Kami ngobrol begitu banyak dan langsung cepat akrab. Ada banyak hal yang aku tahu dari sepasang suami istri dari London ini. Mereka telah tinggal di Indonesia selama kurang lebih delapan tahun. Visa mereka sudah hampir habis dan mereka mesti membuat yang baru. Keduanya adalah pensiunan pekerja kantoran yang sehari-hari menanggapi kemacetan kota seestetik London. Anak-anak mereka telah tinggal di penjuru dunia, yang paling dekat, katanya tinggal di Australia. Aku berusaha menangkap semua yang dibicarakan oleh Lynda. Meski, logat bahasa inggrisnya sangat sulit kuterjemahkan. Malam semakin larut, hingga kami akan beranjak ke kamar masing-masing, aku mendadak terdiam. Sambil mengamati sekelilingku. Rumah yang mereka tinggali begitu sunyi… tapi sangat hangat.

***
“So, do you want to live here forever? Or you want to go back to England?” aku bertanya pada Lynda pada pagi harinya. Wajahnya berkerut. Ia seolah berpikir cukup keras meski hanya beberapa detik.

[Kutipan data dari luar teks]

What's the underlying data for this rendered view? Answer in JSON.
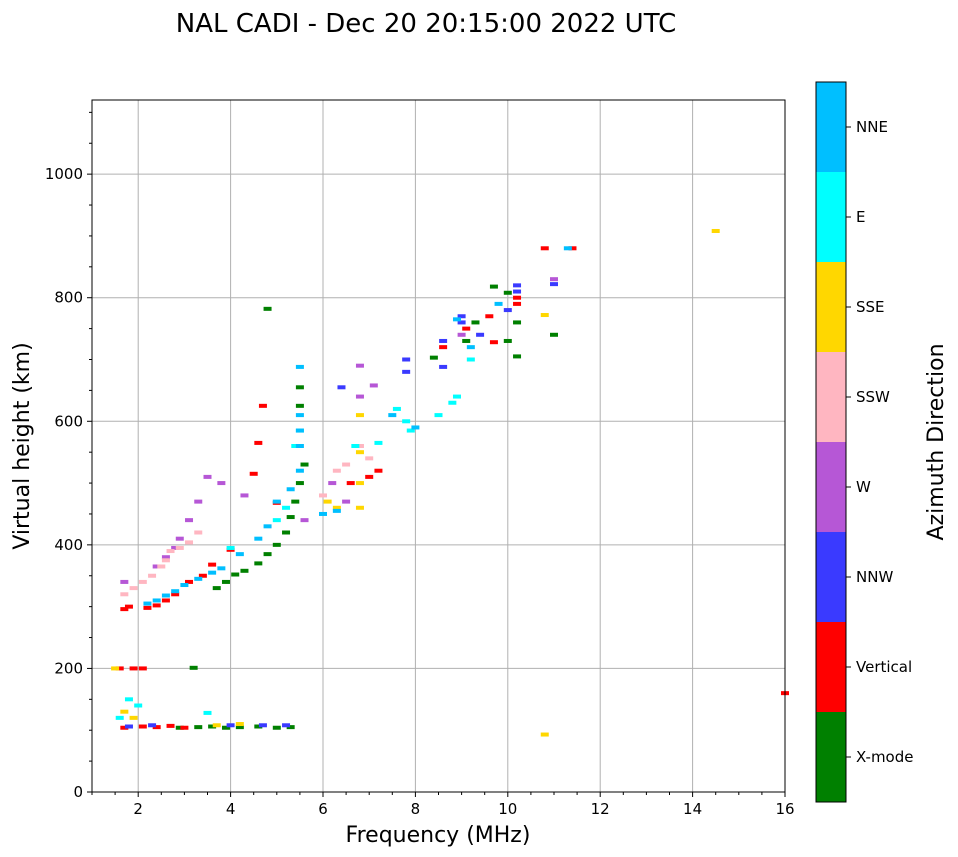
{
  "chart_data": {
    "type": "scatter",
    "title": "NAL CADI - Dec 20 20:15:00 2022 UTC",
    "xlabel": "Frequency (MHz)",
    "ylabel": "Virtual height (km)",
    "xlim": [
      1,
      16
    ],
    "ylim": [
      0,
      1120
    ],
    "xticks": [
      2,
      4,
      6,
      8,
      10,
      12,
      14,
      16
    ],
    "yticks": [
      0,
      200,
      400,
      600,
      800,
      1000
    ],
    "grid": true,
    "colorbar": {
      "label": "Azimuth Direction",
      "categories": [
        {
          "name": "X-mode",
          "color": "#008000"
        },
        {
          "name": "Vertical",
          "color": "#ff0000"
        },
        {
          "name": "NNW",
          "color": "#3a3aff"
        },
        {
          "name": "W",
          "color": "#b657d6"
        },
        {
          "name": "SSW",
          "color": "#ffb6c1"
        },
        {
          "name": "SSE",
          "color": "#ffd700"
        },
        {
          "name": "E",
          "color": "#00ffff"
        },
        {
          "name": "NNE",
          "color": "#00bfff"
        }
      ]
    },
    "series": [
      {
        "name": "X-mode",
        "points": [
          [
            2.9,
            104
          ],
          [
            3.3,
            105
          ],
          [
            3.6,
            106
          ],
          [
            3.9,
            104
          ],
          [
            4.2,
            105
          ],
          [
            4.6,
            106
          ],
          [
            5.0,
            104
          ],
          [
            5.3,
            105
          ],
          [
            3.2,
            201
          ],
          [
            3.7,
            330
          ],
          [
            3.9,
            340
          ],
          [
            4.1,
            352
          ],
          [
            4.3,
            358
          ],
          [
            4.6,
            370
          ],
          [
            4.8,
            385
          ],
          [
            5.0,
            400
          ],
          [
            5.2,
            420
          ],
          [
            5.3,
            445
          ],
          [
            5.4,
            470
          ],
          [
            5.5,
            500
          ],
          [
            5.6,
            530
          ],
          [
            5.5,
            655
          ],
          [
            5.5,
            625
          ],
          [
            4.8,
            782
          ],
          [
            8.4,
            703
          ],
          [
            9.1,
            730
          ],
          [
            9.3,
            760
          ],
          [
            9.7,
            818
          ],
          [
            10.0,
            808
          ],
          [
            10.0,
            730
          ],
          [
            10.2,
            705
          ],
          [
            10.2,
            760
          ],
          [
            11.0,
            740
          ]
        ]
      },
      {
        "name": "Vertical",
        "points": [
          [
            1.7,
            104
          ],
          [
            2.1,
            106
          ],
          [
            2.4,
            105
          ],
          [
            2.7,
            107
          ],
          [
            3.0,
            104
          ],
          [
            1.6,
            200
          ],
          [
            1.9,
            200
          ],
          [
            2.1,
            200
          ],
          [
            1.7,
            296
          ],
          [
            1.8,
            300
          ],
          [
            2.2,
            298
          ],
          [
            2.4,
            302
          ],
          [
            2.6,
            310
          ],
          [
            2.8,
            320
          ],
          [
            3.1,
            340
          ],
          [
            3.4,
            350
          ],
          [
            3.6,
            368
          ],
          [
            4.0,
            392
          ],
          [
            4.5,
            515
          ],
          [
            4.6,
            565
          ],
          [
            4.7,
            625
          ],
          [
            5.0,
            468
          ],
          [
            6.6,
            500
          ],
          [
            7.0,
            510
          ],
          [
            7.2,
            520
          ],
          [
            8.6,
            720
          ],
          [
            9.1,
            750
          ],
          [
            9.6,
            770
          ],
          [
            9.7,
            728
          ],
          [
            10.2,
            800
          ],
          [
            10.2,
            790
          ],
          [
            10.8,
            880
          ],
          [
            11.4,
            880
          ],
          [
            16.0,
            160
          ]
        ]
      },
      {
        "name": "NNW",
        "points": [
          [
            1.8,
            106
          ],
          [
            2.3,
            108
          ],
          [
            4.0,
            108
          ],
          [
            4.7,
            108
          ],
          [
            5.2,
            108
          ],
          [
            6.4,
            655
          ],
          [
            7.8,
            700
          ],
          [
            7.8,
            680
          ],
          [
            8.6,
            688
          ],
          [
            8.6,
            730
          ],
          [
            9.0,
            760
          ],
          [
            9.0,
            770
          ],
          [
            9.4,
            740
          ],
          [
            10.0,
            780
          ],
          [
            10.2,
            820
          ],
          [
            10.2,
            810
          ],
          [
            11.0,
            822
          ]
        ]
      },
      {
        "name": "W",
        "points": [
          [
            1.7,
            340
          ],
          [
            2.4,
            365
          ],
          [
            2.6,
            380
          ],
          [
            2.8,
            395
          ],
          [
            2.9,
            410
          ],
          [
            3.1,
            440
          ],
          [
            3.3,
            470
          ],
          [
            3.5,
            510
          ],
          [
            3.8,
            500
          ],
          [
            4.3,
            480
          ],
          [
            5.6,
            440
          ],
          [
            6.2,
            500
          ],
          [
            6.5,
            470
          ],
          [
            6.8,
            690
          ],
          [
            6.8,
            640
          ],
          [
            7.1,
            658
          ],
          [
            9.0,
            740
          ],
          [
            11.0,
            830
          ]
        ]
      },
      {
        "name": "SSW",
        "points": [
          [
            1.7,
            320
          ],
          [
            1.9,
            330
          ],
          [
            2.1,
            340
          ],
          [
            2.3,
            350
          ],
          [
            2.5,
            365
          ],
          [
            2.6,
            375
          ],
          [
            2.7,
            390
          ],
          [
            2.9,
            395
          ],
          [
            3.1,
            404
          ],
          [
            3.3,
            420
          ],
          [
            6.0,
            480
          ],
          [
            6.3,
            520
          ],
          [
            6.5,
            530
          ],
          [
            6.8,
            560
          ],
          [
            7.0,
            540
          ]
        ]
      },
      {
        "name": "SSE",
        "points": [
          [
            1.5,
            200
          ],
          [
            1.7,
            130
          ],
          [
            1.9,
            120
          ],
          [
            3.7,
            108
          ],
          [
            4.2,
            110
          ],
          [
            6.1,
            470
          ],
          [
            6.3,
            460
          ],
          [
            6.8,
            460
          ],
          [
            6.8,
            500
          ],
          [
            6.8,
            550
          ],
          [
            6.8,
            610
          ],
          [
            10.8,
            772
          ],
          [
            10.8,
            93
          ],
          [
            14.5,
            908
          ]
        ]
      },
      {
        "name": "E",
        "points": [
          [
            1.6,
            120
          ],
          [
            1.8,
            150
          ],
          [
            2.0,
            140
          ],
          [
            3.5,
            128
          ],
          [
            4.0,
            395
          ],
          [
            5.0,
            440
          ],
          [
            5.2,
            460
          ],
          [
            5.4,
            560
          ],
          [
            5.5,
            585
          ],
          [
            6.7,
            560
          ],
          [
            7.2,
            565
          ],
          [
            7.6,
            620
          ],
          [
            7.8,
            600
          ],
          [
            7.9,
            585
          ],
          [
            8.5,
            610
          ],
          [
            8.8,
            630
          ],
          [
            8.9,
            640
          ],
          [
            9.2,
            700
          ]
        ]
      },
      {
        "name": "NNE",
        "points": [
          [
            2.2,
            305
          ],
          [
            2.4,
            310
          ],
          [
            2.6,
            318
          ],
          [
            2.8,
            325
          ],
          [
            3.0,
            335
          ],
          [
            3.3,
            345
          ],
          [
            3.6,
            355
          ],
          [
            3.8,
            362
          ],
          [
            4.2,
            385
          ],
          [
            4.6,
            410
          ],
          [
            4.8,
            430
          ],
          [
            5.0,
            470
          ],
          [
            5.3,
            490
          ],
          [
            5.5,
            520
          ],
          [
            5.5,
            560
          ],
          [
            5.5,
            585
          ],
          [
            5.5,
            688
          ],
          [
            5.5,
            610
          ],
          [
            6.0,
            450
          ],
          [
            6.3,
            455
          ],
          [
            7.5,
            610
          ],
          [
            8.0,
            590
          ],
          [
            8.9,
            765
          ],
          [
            9.2,
            720
          ],
          [
            9.8,
            790
          ],
          [
            11.3,
            880
          ]
        ]
      }
    ]
  }
}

“No, I will stay here,” dia menyeruput kopi hangatnya. Lalu mengambil sebungkus rokok di depannya, mengambil satu dan kemudian menyulutnya cepat. Ia meniupkan asapnya ke udara. “I love this place. I like Bali,” ujarnya sambil tersenyum merekah.

Aku terdiam cukup lama. Sama sekali tidak bisa mencerna sekaligus menerjamakan perasaan Lynda saat ini. Tentu saja, bagaimana pun, tahu sama tahu hanya bisa melalui mata dan telinga. Kalau sudah berkaitan dengan hati. Mana aku tahu. Hanya saja, aku tidak mengerti mengapa Lynda bisa begitu mencintai Bali dan tidak memiliki niatan untuk kembali ke Inggris. Hei, siapapun mencintai Inggris dan ingin berkunjung ke sana. Aku salah satunya, meski semuanya begitu jauh di angan. Sudah begitu, apa sih yang bisa dicintai dari sebuah keterasingan. Lynda dan Glenn adalah sepasang suami-istri bule dari Inggris yang tinggal di Bali. Tempat ini seharusnya begitu asing bagi mereka. Mereka begitu berbeda dari ratusan warga yang tinggal di Kalisada. Mereka tidak bisa berbahasa Indonesia apalagi bahasa Bali. Garis batas antara mereka dan masyarakat asli Bali sangat kentara. Mereka pasti mengalami berbagai macam kesulitan ketika pertama kali melebur bersama orang-orang di sini. Namun, delapan tahun bukan waktu yang sedikit untuk menjadi orang yang menikmati kesakitan sekaligus keterasingan. Mereka benar-benar mencintai Bali.

Delapan tahun telah mereka lewati dengan berbagai suka dan duka. Mereka berteman akrab dengan sepasang suami istri yang tinggal tak jauh dari rumah mereka. Anak-anak suami istri asli Bali itu begitu dekat dengan Lynda dan Glenn. Terutama Adi, bocah lelaki berusia empat tahun yang selalu menempeli Glenn kemana pun ia pergi. Semuanya, selama delapan tahun, telah mereka lewati dengan perasaan yang menggelegak. Dulu, sekitar lima tahun yang lalu, rumah mereka di Kalisada pernah terbakar.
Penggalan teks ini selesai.